Late in the afternoon the twelve disciples came to him and said, “Send the crowds away to the nearby villages and farms, so they can find food and lodging for the night. There is nothing to eat here in this remote place.”
But Jesus said, “You feed them.”
“But we have only five loaves of bread and two fish,” they answered. “Or are you expecting us to go and buy enough food for this whole crowd?” For there were about 5,000 men there.
Jesus replied, “Tell them to sit down in groups of about fifty each.” So, the people all sat down. Jesus took the five loaves and two fish, looked up toward heaven, and blessed them. Then, breaking the loaves into pieces, he kept giving the bread and fish to the disciples, so they could distribute it to the people. They all ate as much as they wanted, and afterward, the disciples picked up twelve baskets of leftovers!’
Think about it for a moment. On the surface the passage tells us that Jesus blessed five loaves of bread and two fish and miraculously it multiplied to the degree that there was enough food to feed 5000 men. (Some theologians there may have been as many as twice that many people there if you were to include women and children -Yes, I’m sure they got fed to 😊.)
There’s more to the passage than food and eating though. Jesus was trying to get away from it all to rest and pray alone. Did He tell the people to leave Him alone, because He was tired? No! The passage above says, that Jesus welcomed them, He taught them, and He healed all of those who were sick.
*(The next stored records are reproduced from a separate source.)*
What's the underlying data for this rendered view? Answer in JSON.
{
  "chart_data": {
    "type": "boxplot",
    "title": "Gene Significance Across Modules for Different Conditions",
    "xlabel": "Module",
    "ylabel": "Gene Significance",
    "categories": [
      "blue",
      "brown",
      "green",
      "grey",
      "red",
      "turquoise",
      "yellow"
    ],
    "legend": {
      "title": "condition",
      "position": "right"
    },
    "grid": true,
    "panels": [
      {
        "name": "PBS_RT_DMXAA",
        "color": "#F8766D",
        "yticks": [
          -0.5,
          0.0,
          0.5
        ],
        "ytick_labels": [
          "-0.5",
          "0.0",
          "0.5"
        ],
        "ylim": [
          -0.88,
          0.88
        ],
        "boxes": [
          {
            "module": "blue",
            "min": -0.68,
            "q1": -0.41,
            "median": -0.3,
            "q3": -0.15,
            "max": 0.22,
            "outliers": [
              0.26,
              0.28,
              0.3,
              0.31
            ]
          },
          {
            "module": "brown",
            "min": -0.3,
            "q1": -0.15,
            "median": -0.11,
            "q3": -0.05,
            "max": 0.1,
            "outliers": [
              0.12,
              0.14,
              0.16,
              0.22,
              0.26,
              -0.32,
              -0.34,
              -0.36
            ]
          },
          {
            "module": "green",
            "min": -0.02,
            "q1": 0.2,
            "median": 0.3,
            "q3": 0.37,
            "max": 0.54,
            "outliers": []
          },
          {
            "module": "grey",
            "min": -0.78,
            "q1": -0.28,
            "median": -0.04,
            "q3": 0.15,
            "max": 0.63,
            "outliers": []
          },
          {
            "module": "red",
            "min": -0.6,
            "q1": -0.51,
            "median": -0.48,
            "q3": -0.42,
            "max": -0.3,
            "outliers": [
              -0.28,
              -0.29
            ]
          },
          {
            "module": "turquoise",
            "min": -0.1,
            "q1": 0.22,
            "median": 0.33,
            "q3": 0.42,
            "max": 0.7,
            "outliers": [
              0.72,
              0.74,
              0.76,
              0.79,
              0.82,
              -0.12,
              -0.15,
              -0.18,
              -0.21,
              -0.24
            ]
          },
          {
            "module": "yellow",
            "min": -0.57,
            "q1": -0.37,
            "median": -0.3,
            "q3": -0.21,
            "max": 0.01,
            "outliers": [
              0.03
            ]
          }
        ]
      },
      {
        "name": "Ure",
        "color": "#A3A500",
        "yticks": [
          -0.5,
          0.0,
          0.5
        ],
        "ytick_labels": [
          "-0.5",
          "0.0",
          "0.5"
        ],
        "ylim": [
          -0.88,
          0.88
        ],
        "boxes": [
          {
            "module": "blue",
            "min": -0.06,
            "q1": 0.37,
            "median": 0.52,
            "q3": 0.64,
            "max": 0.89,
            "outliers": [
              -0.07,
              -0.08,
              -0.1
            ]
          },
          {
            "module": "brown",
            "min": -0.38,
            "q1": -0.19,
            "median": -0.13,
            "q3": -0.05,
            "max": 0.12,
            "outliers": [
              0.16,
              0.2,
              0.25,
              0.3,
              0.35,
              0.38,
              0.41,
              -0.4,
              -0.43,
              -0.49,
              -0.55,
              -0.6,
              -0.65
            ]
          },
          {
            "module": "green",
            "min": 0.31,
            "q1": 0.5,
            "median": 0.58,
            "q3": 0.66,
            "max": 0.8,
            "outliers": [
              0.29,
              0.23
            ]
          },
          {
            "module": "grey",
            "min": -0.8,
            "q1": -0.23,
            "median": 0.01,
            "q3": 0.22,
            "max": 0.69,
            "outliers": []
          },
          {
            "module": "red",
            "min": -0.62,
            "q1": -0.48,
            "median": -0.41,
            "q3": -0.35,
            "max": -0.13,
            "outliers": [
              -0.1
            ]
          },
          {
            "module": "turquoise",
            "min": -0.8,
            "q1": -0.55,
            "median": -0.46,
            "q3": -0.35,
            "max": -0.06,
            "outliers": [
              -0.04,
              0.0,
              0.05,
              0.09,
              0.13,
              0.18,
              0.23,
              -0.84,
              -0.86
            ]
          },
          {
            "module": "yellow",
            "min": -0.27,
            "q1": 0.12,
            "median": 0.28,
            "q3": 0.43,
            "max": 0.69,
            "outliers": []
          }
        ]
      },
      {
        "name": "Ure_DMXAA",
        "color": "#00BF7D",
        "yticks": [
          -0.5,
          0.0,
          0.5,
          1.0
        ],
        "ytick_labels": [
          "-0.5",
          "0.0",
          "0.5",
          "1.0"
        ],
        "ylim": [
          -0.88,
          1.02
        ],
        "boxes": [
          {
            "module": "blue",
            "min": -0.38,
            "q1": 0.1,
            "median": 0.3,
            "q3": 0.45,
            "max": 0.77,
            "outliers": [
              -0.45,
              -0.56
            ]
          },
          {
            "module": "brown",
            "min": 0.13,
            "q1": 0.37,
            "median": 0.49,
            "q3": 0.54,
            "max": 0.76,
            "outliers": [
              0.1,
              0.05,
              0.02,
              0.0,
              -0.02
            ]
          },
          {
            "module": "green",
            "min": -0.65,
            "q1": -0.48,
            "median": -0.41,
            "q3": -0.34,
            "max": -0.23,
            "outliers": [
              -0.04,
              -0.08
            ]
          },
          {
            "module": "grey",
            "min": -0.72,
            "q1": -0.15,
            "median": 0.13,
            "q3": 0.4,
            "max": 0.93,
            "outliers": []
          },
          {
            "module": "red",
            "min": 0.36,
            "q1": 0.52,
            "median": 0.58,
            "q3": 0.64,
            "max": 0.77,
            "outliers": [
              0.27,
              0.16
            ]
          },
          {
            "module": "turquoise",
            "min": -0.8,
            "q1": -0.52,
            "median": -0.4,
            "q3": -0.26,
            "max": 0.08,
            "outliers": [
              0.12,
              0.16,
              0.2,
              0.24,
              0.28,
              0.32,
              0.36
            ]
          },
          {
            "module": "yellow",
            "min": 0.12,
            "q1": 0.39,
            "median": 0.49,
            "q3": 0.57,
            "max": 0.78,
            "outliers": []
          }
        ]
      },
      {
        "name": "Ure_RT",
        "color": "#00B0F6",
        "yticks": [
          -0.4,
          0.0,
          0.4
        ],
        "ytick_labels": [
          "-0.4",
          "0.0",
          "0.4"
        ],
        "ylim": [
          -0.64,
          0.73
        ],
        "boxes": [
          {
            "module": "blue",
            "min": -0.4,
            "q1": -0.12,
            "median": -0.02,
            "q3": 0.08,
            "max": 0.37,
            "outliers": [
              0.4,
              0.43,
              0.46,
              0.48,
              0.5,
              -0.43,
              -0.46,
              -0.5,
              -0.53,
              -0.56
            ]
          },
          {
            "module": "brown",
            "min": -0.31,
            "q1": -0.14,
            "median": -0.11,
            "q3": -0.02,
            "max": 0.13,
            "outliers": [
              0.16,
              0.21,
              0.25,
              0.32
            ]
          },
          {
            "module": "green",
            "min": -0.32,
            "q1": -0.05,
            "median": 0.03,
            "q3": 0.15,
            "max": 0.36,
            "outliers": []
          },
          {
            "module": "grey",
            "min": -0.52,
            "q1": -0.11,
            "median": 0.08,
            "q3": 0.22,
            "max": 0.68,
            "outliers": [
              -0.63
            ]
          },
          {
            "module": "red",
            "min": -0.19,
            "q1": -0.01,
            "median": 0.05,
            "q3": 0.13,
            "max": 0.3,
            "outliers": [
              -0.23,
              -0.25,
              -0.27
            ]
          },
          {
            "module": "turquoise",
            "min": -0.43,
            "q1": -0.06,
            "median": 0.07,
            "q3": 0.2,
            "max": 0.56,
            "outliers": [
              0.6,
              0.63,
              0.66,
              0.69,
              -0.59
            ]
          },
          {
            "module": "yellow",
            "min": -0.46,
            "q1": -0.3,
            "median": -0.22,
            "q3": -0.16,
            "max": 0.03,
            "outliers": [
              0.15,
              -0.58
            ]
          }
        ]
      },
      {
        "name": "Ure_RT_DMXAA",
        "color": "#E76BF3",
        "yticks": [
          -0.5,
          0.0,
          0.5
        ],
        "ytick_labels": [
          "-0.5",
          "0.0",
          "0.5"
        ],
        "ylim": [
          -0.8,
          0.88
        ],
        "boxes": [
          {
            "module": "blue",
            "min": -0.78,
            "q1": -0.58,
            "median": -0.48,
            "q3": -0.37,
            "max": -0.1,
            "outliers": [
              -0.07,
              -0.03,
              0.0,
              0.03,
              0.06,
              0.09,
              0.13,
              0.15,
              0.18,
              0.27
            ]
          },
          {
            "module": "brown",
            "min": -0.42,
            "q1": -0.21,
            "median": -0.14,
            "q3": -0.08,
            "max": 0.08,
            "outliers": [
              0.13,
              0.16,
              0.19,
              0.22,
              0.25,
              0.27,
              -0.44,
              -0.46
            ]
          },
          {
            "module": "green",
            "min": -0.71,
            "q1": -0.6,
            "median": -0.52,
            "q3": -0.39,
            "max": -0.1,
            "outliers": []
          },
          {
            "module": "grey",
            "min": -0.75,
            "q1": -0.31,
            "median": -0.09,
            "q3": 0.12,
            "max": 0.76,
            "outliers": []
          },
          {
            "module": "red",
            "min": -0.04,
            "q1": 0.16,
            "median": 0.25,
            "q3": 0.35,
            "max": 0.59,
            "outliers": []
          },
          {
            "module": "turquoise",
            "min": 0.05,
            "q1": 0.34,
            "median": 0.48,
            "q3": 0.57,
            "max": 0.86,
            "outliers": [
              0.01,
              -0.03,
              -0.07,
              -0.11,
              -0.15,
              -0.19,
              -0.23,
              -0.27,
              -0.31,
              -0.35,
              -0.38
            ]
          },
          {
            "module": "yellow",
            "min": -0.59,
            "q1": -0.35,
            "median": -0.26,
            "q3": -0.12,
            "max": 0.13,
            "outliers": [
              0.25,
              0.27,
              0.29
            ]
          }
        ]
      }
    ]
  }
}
Jesus took care of both physical and spiritual needs that day. He healed and fed the people much needed food. But, even more important is the fact that Jesus also fed the crowd spiritually by teaching them and God’s Kingdom.
For over 25 years, my youth groups and I took care of the basic need of food for many families. Kathy and I still do that today by giving food to our local sharing center every week.
Jesus takes care of all of our needs, and many of our wants. He puts people in our lives to help us if and when we need help with food, finances, health issues, and housing.
This Christmas be more like Jesus. Give of yourself, your time, and your resources.